A few hours ago as I started preparing myself to write today’s blog article, I started by doing what I always do. Thinking about the various facets of music ministry and wondering which one I’d focus on as my topic. But for some reason this time I found myself starting to think about the word “ministry” itself. The word “ministry” is used so often in the church that I wonder sometimes if we really think about it’s real meaning any more.
Ministry, for many of us, has simply become that word we attach to the end of the title of any group doing anything in an organized way in a church. It’s music. We’re doing it in church. So that makes it “The Music Ministry”. We all refer to that large musical group we participate in at church as “the music ministry”. But I wonder if we really understand what that implies.
So I thought today it would be interesting to actually look at the word ministry separately and just get a good solid definition. In an article on the subject I found on GotQuestions.org the author wrote:
“Ministry” is from the Greek word diakoneo, meaning “to serve” or douleuo, meaning “to serve as a slave.” In the New Testament, ministry is seen as service to God and to other people in His name. Jesus provided the pattern for Christian ministry—He came, not to receive service, but to give it (see Matthew 20:28; Mark 10:45; John 13:1-17).

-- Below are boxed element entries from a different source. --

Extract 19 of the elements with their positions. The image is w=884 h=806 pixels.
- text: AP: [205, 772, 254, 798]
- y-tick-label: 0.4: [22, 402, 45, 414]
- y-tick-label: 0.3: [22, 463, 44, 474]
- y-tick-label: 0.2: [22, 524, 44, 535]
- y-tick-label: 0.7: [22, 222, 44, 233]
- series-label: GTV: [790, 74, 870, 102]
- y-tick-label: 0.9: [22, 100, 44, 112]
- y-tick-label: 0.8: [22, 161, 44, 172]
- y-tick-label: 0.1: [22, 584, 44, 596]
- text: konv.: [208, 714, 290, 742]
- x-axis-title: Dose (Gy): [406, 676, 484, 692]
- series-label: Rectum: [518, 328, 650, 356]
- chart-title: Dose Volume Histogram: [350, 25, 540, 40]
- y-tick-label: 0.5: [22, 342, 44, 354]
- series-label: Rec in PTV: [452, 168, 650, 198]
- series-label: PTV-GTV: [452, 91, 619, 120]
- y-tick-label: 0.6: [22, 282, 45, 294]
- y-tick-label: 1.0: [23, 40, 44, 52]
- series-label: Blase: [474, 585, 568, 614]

In another article I found on Kruse Kronicle the author defined it very simply this way:
ANYTHING done in service to God is ministry…….Ministry is ANY work done in response to God’s call
Taking the essence of what the word Ministry means then, and applying it to music ministry, we start to get a better understanding of the gravity of what we’re called to do. I spoke at a choir annual one year and I talked about the fact that even though only one person wears the official title of “Minister Of Music” in most music departments, every person that is a part of the music ministry is in fact a “minister of music”.
Think about that for a minute. Think about yourself as a “music minister”. Not in the sense that you’re in charge of anything, or that you play an instrument, teach, or direct. Only that you serve God and others in His name, through music. Yours is an individual ministry that is part of a larger ministry (the choir, praise team, band), who is part of an even bigger ministry (the church you attend).
That means everything you do, say and think in relationship to your service to the music department encompasses what you now think of as “your ministry”. It changes your thinking in some pretty profound ways, doesn’t it?
And yet the truth is, if we really honestly consider the real meaning of the word Ministry, we understand that as believers we are all called to be ministers. That’s true in every facet of our lives, in everything we involve ourselves in; inside the walls of the church or outside. My very life is my ministry. My service to God and to other people in His name.
It’s a pretty powerful way to think of yourself. Maybe even a stretch in some cases. But I can tell you from experience that every time you think of anything you’re doing that way, it automatically causes you to adjust your thoughts. To set your own bar higher. To strive for a higher level of excellence. Suddenly it’s very difficult to think about just you anymore.